W letnim oknie transferowym szeregi zespołu dowodzonego przez Czesława Michniewicza wzmocniło już kilku zawodników. Polskiemu trenerowi zależało na tym, aby nowi piłkarzy dołączyli do drużyny jak najwcześniej. Legia zaczęła sezon 2021/22 od walki w eliminacjach europejskich pucharów, dlatego tak ważne było błyskawiczne działanie na rynku transferowym. Do tej pory do pierwszego składu wskoczył tylko i wyłącznie Mahir Emreli, który w 3 spotkaniach zdobył 3 bramki oraz zanotował asystę. Pozostali gracze, którzy niedawno przybyli do Warszawy wolniej aklimatyzują się w nowym środowisku piłkarskim.

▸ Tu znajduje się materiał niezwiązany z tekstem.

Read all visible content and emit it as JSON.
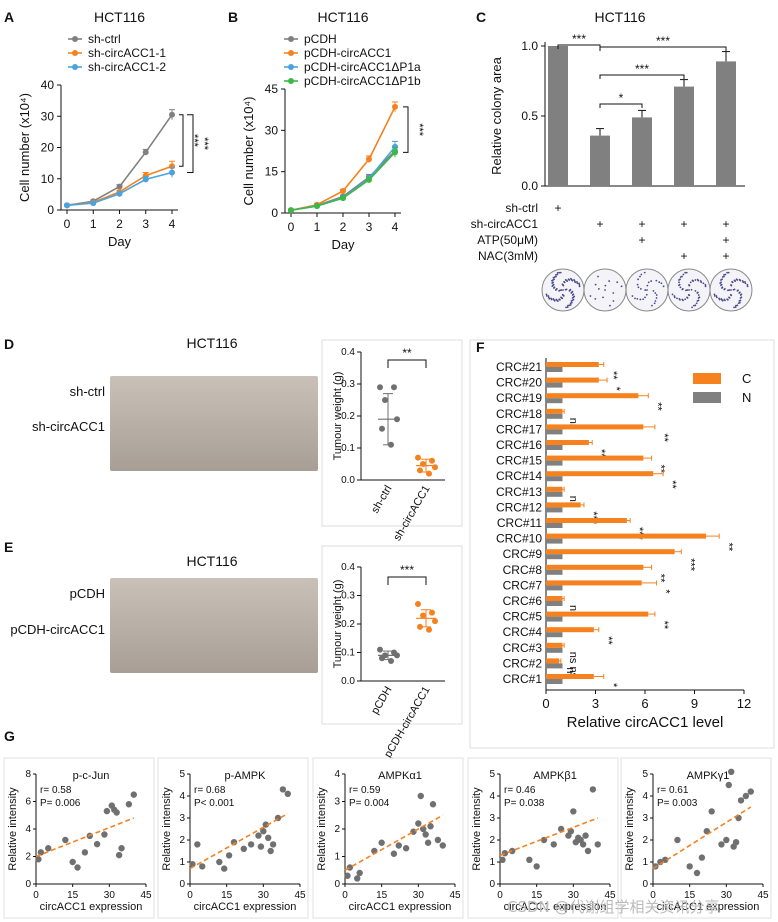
{
  "colors": {
    "grey": "#808080",
    "orange": "#F5821F",
    "blue": "#4AA3DF",
    "green": "#3DB843",
    "photo_bg": "#B7ADA4",
    "tumour": "#D4A58E",
    "dots": "#707070"
  },
  "watermark": "CSDN @代谢组学相关资讯分享",
  "chart_data": [
    {
      "panel": "A",
      "type": "line",
      "title": "HCT116",
      "xlabel": "Day",
      "ylabel": "Cell number (x10⁴)",
      "ylim": [
        0,
        40
      ],
      "yticks": [
        0,
        10,
        20,
        30,
        40
      ],
      "x": [
        0,
        1,
        2,
        3,
        4
      ],
      "series": [
        {
          "name": "sh-ctrl",
          "color": "#808080",
          "values": [
            1.5,
            2.8,
            7.5,
            18.5,
            30.5
          ],
          "err": [
            0.3,
            0.4,
            0.6,
            0.9,
            1.6
          ]
        },
        {
          "name": "sh-circACC1-1",
          "color": "#F5821F",
          "values": [
            1.5,
            2.4,
            5.8,
            11.0,
            14.0
          ],
          "err": [
            0.3,
            0.4,
            0.5,
            1.0,
            1.6
          ]
        },
        {
          "name": "sh-circACC1-2",
          "color": "#4AA3DF",
          "values": [
            1.5,
            2.2,
            5.2,
            9.8,
            12.0
          ],
          "err": [
            0.3,
            0.3,
            0.5,
            0.9,
            1.5
          ]
        }
      ],
      "significance": [
        "***",
        "***"
      ]
    },
    {
      "panel": "B",
      "type": "line",
      "title": "HCT116",
      "xlabel": "Day",
      "ylabel": "Cell number (x10⁴)",
      "ylim": [
        0,
        45
      ],
      "yticks": [
        0,
        15,
        30,
        45
      ],
      "x": [
        0,
        1,
        2,
        3,
        4
      ],
      "series": [
        {
          "name": "pCDH",
          "color": "#808080",
          "values": [
            1.0,
            2.7,
            6.0,
            13.0,
            22.5
          ],
          "err": [
            0.3,
            0.3,
            0.5,
            1.0,
            1.8
          ]
        },
        {
          "name": "pCDH-circACC1",
          "color": "#F5821F",
          "values": [
            1.0,
            3.0,
            8.0,
            19.5,
            38.5
          ],
          "err": [
            0.3,
            0.4,
            0.6,
            1.2,
            1.8
          ]
        },
        {
          "name": "pCDH-circACC1ΔP1a",
          "color": "#4AA3DF",
          "values": [
            1.0,
            2.6,
            5.6,
            12.5,
            24.0
          ],
          "err": [
            0.3,
            0.3,
            0.5,
            1.0,
            2.0
          ]
        },
        {
          "name": "pCDH-circACC1ΔP1b",
          "color": "#3DB843",
          "values": [
            1.0,
            2.5,
            5.4,
            12.0,
            22.0
          ],
          "err": [
            0.3,
            0.3,
            0.5,
            1.0,
            1.8
          ]
        }
      ],
      "significance": [
        "***"
      ]
    },
    {
      "panel": "C",
      "type": "bar",
      "title": "HCT116",
      "ylabel": "Relative colony area",
      "ylim": [
        0,
        1.0
      ],
      "yticks": [
        "0.0",
        "0.5",
        "1.0"
      ],
      "values": [
        1.0,
        0.36,
        0.49,
        0.71,
        0.89
      ],
      "err": [
        0,
        0.05,
        0.05,
        0.05,
        0.07
      ],
      "color": "#808080",
      "conditions": [
        {
          "label": "sh-ctrl",
          "marks": [
            "+",
            "",
            "",
            "",
            ""
          ]
        },
        {
          "label": "sh-circACC1",
          "marks": [
            "",
            "+",
            "+",
            "+",
            "+"
          ]
        },
        {
          "label": "ATP(50μM)",
          "marks": [
            "",
            "",
            "+",
            "",
            "+"
          ]
        },
        {
          "label": "NAC(3mM)",
          "marks": [
            "",
            "",
            "",
            "+",
            "+"
          ]
        }
      ],
      "significance": [
        "***",
        "***",
        "***",
        "*"
      ]
    },
    {
      "panel": "D",
      "type": "scatter",
      "title": "HCT116",
      "ylabel": "Tumour weight (g)",
      "ylim": [
        0,
        0.4
      ],
      "yticks": [
        "0.0",
        "0.1",
        "0.2",
        "0.3",
        "0.4"
      ],
      "groups": [
        {
          "name": "sh-ctrl",
          "color": "#707070",
          "points": [
            0.29,
            0.29,
            0.25,
            0.19,
            0.16,
            0.11
          ],
          "mean": 0.19,
          "sd": 0.08
        },
        {
          "name": "sh-circACC1",
          "color": "#F5821F",
          "points": [
            0.07,
            0.06,
            0.05,
            0.04,
            0.03,
            0.02
          ],
          "mean": 0.045,
          "sd": 0.02
        }
      ],
      "significance": "**",
      "photo_labels": [
        "sh-ctrl",
        "sh-circACC1"
      ]
    },
    {
      "panel": "E",
      "type": "scatter",
      "title": "HCT116",
      "ylabel": "Tumour weight (g)",
      "ylim": [
        0,
        0.4
      ],
      "yticks": [
        "0.0",
        "0.1",
        "0.2",
        "0.3",
        "0.4"
      ],
      "groups": [
        {
          "name": "pCDH",
          "color": "#707070",
          "points": [
            0.11,
            0.1,
            0.09,
            0.09,
            0.08,
            0.07
          ],
          "mean": 0.09,
          "sd": 0.015
        },
        {
          "name": "pCDH-circACC1",
          "color": "#F5821F",
          "points": [
            0.27,
            0.24,
            0.23,
            0.21,
            0.19,
            0.18
          ],
          "mean": 0.22,
          "sd": 0.03
        }
      ],
      "significance": "***",
      "photo_labels": [
        "pCDH",
        "pCDH-circACC1"
      ]
    },
    {
      "panel": "F",
      "type": "bar",
      "orientation": "horizontal",
      "xlabel": "Relative circACC1 level",
      "xlim": [
        0,
        12
      ],
      "xticks": [
        0,
        3,
        6,
        9,
        12
      ],
      "legend": [
        {
          "name": "C",
          "color": "#F5821F"
        },
        {
          "name": "N",
          "color": "#808080"
        }
      ],
      "categories": [
        "CRC#21",
        "CRC#20",
        "CRC#19",
        "CRC#18",
        "CRC#17",
        "CRC#16",
        "CRC#15",
        "CRC#14",
        "CRC#13",
        "CRC#12",
        "CRC#11",
        "CRC#10",
        "CRC#9",
        "CRC#8",
        "CRC#7",
        "CRC#6",
        "CRC#5",
        "CRC#4",
        "CRC#3",
        "CRC#2",
        "CRC#1"
      ],
      "C": [
        3.2,
        3.2,
        5.6,
        1.0,
        5.9,
        2.6,
        5.9,
        6.5,
        1.0,
        2.1,
        4.9,
        9.7,
        7.8,
        5.9,
        5.8,
        1.0,
        6.2,
        2.9,
        1.0,
        0.8,
        2.9
      ],
      "C_err": [
        0.3,
        0.5,
        0.6,
        0.1,
        0.7,
        0.2,
        0.5,
        0.6,
        0.1,
        0.2,
        0.2,
        0.8,
        0.4,
        0.5,
        0.9,
        0.1,
        0.4,
        0.3,
        0.1,
        0.1,
        0.6
      ],
      "N": [
        1.0,
        1.0,
        1.0,
        1.0,
        1.0,
        1.0,
        1.0,
        1.0,
        1.0,
        1.0,
        1.0,
        1.0,
        1.0,
        1.0,
        1.0,
        1.0,
        1.0,
        1.0,
        1.0,
        1.0,
        1.0
      ],
      "sig": [
        "**",
        "*",
        "**",
        "ns",
        "**",
        "**",
        "**",
        "**",
        "ns",
        "***",
        "***",
        "**",
        "***",
        "**",
        "*",
        "ns",
        "**",
        "**",
        "ns ns",
        "ns",
        "*"
      ]
    },
    {
      "panel": "G",
      "type": "scatter",
      "subplots": [
        {
          "title": "p-c-Jun",
          "r": "r= 0.58",
          "p": "P= 0.006",
          "ylim": [
            0,
            8
          ],
          "yticks": [
            0,
            2,
            4,
            6,
            8
          ],
          "points": [
            [
              1,
              1.8
            ],
            [
              2,
              2.3
            ],
            [
              5,
              2.6
            ],
            [
              12,
              3.2
            ],
            [
              15,
              1.6
            ],
            [
              17,
              1.2
            ],
            [
              20,
              2.3
            ],
            [
              22,
              3.5
            ],
            [
              25,
              2.9
            ],
            [
              28,
              3.6
            ],
            [
              29,
              5.3
            ],
            [
              31,
              5.7
            ],
            [
              32,
              5.4
            ],
            [
              33,
              5.2
            ],
            [
              34,
              2.1
            ],
            [
              35,
              2.6
            ],
            [
              38,
              5.8
            ],
            [
              40,
              6.5
            ]
          ],
          "fit": [
            [
              0,
              2.0
            ],
            [
              40,
              4.8
            ]
          ]
        },
        {
          "title": "p-AMPK",
          "r": "r= 0.68",
          "p": "P< 0.001",
          "ylim": [
            0,
            5
          ],
          "yticks": [
            0,
            1,
            2,
            3,
            4,
            5
          ],
          "points": [
            [
              1,
              0.9
            ],
            [
              3,
              1.8
            ],
            [
              5,
              0.8
            ],
            [
              12,
              1.0
            ],
            [
              14,
              0.7
            ],
            [
              16,
              1.3
            ],
            [
              18,
              1.9
            ],
            [
              22,
              1.6
            ],
            [
              25,
              1.8
            ],
            [
              28,
              2.2
            ],
            [
              29,
              1.7
            ],
            [
              30,
              2.4
            ],
            [
              31,
              2.7
            ],
            [
              32,
              2.1
            ],
            [
              33,
              1.5
            ],
            [
              34,
              1.8
            ],
            [
              36,
              3.0
            ],
            [
              38,
              4.3
            ],
            [
              40,
              4.1
            ]
          ],
          "fit": [
            [
              0,
              0.7
            ],
            [
              40,
              3.2
            ]
          ]
        },
        {
          "title": "AMPKα1",
          "r": "r= 0.59",
          "p": "P= 0.004",
          "ylim": [
            0,
            4
          ],
          "yticks": [
            0,
            1,
            2,
            3,
            4
          ],
          "points": [
            [
              1,
              0.3
            ],
            [
              2,
              0.6
            ],
            [
              5,
              0.2
            ],
            [
              6,
              0.4
            ],
            [
              12,
              1.2
            ],
            [
              15,
              1.5
            ],
            [
              20,
              1.1
            ],
            [
              22,
              1.4
            ],
            [
              25,
              1.3
            ],
            [
              28,
              1.9
            ],
            [
              30,
              2.2
            ],
            [
              31,
              3.2
            ],
            [
              32,
              2.0
            ],
            [
              33,
              1.8
            ],
            [
              34,
              1.5
            ],
            [
              35,
              2.1
            ],
            [
              36,
              2.9
            ],
            [
              38,
              1.6
            ],
            [
              40,
              1.4
            ]
          ],
          "fit": [
            [
              0,
              0.5
            ],
            [
              40,
              2.5
            ]
          ]
        },
        {
          "title": "AMPKβ1",
          "r": "r= 0.46",
          "p": "P= 0.038",
          "ylim": [
            0,
            5
          ],
          "yticks": [
            0,
            1,
            2,
            3,
            4,
            5
          ],
          "points": [
            [
              1,
              1.1
            ],
            [
              2,
              1.4
            ],
            [
              5,
              1.5
            ],
            [
              12,
              1.1
            ],
            [
              15,
              0.8
            ],
            [
              18,
              2.0
            ],
            [
              22,
              1.8
            ],
            [
              25,
              2.5
            ],
            [
              28,
              2.2
            ],
            [
              29,
              2.4
            ],
            [
              30,
              3.3
            ],
            [
              31,
              1.9
            ],
            [
              32,
              2.1
            ],
            [
              33,
              2.0
            ],
            [
              34,
              1.8
            ],
            [
              35,
              2.2
            ],
            [
              36,
              1.5
            ],
            [
              38,
              4.3
            ],
            [
              40,
              1.8
            ]
          ],
          "fit": [
            [
              0,
              1.3
            ],
            [
              40,
              3.0
            ]
          ]
        },
        {
          "title": "AMPKγ1",
          "r": "r= 0.61",
          "p": "P= 0.003",
          "ylim": [
            0,
            5
          ],
          "yticks": [
            0,
            1,
            2,
            3,
            4,
            5
          ],
          "points": [
            [
              1,
              0.8
            ],
            [
              3,
              1.0
            ],
            [
              5,
              1.1
            ],
            [
              10,
              2.0
            ],
            [
              15,
              0.8
            ],
            [
              18,
              0.5
            ],
            [
              20,
              1.2
            ],
            [
              22,
              2.4
            ],
            [
              24,
              3.3
            ],
            [
              28,
              1.8
            ],
            [
              30,
              2.0
            ],
            [
              31,
              4.5
            ],
            [
              32,
              5.1
            ],
            [
              33,
              1.7
            ],
            [
              34,
              1.9
            ],
            [
              35,
              3.0
            ],
            [
              36,
              3.8
            ],
            [
              38,
              4.0
            ],
            [
              40,
              4.2
            ]
          ],
          "fit": [
            [
              0,
              0.7
            ],
            [
              40,
              3.5
            ]
          ]
        }
      ],
      "xlabel": "circACC1 expression",
      "ylabel": "Relative intensity",
      "xlim": [
        0,
        45
      ],
      "xticks": [
        0,
        15,
        30,
        45
      ]
    }
  ]
}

„Nawiązaliśmy kontakt z jego agentami„
Radosław Kucharski w rozmowie z Piotrem Koźmińskim poruszył kwestię transferów, których z różnych przyczyn nie udało się zrealizować. Dyrektor sportowy mistrzów Polski wyznał, że prowadzono wstępne negocjacje z dwoma piłkarzami, którzy w przeszłości byli gwiazdami w swoich ligach. Redaktor zapytał o pozyskanie Marka Hamsika, który miał zostać zaoferowany Legii.
„Nie to, że proponowano. Nawiązaliśmy kontakt z jego agentami. On chciał wrócić z Chin do Europy, żeby odbudować się przed EURO. Wiele rynków w Europie było już wtedy zamkniętych, ale polski czy słowacki jeszcze nie. Tyle że to się nie rozwinęło… Bo Hamsik był nastawiony na to, że po EURO idzie dalej” – odpowiedział Radosław Kucharski.
Redaktor poprosił również swojego rozmówcę, aby ten ocenił ten transfer z dłuższej perspektywy. Wówczas dyrektor sportowy mistrzów Polski przyznał, że dołączeniem do szeregów klubu z Warszawy był zainteresowany pewien japoński piłkarz.
„Z punktu widzenia walki o mistrzostwo Polski miałby sens, ale w dłuższej perspektywie nie, bo Marek był zdecydowany, aby potem znów zmienić klub. Natomiast drugim mocnym nazwiskiem był Japończyk Keisuke Honda. Bardzo chciał trafić do nas po grze w Brazylii. Ale z punktu widzenia sportowego to nas nie interesowało. Jednak inaczej chcemy budować Legię” – podsumował.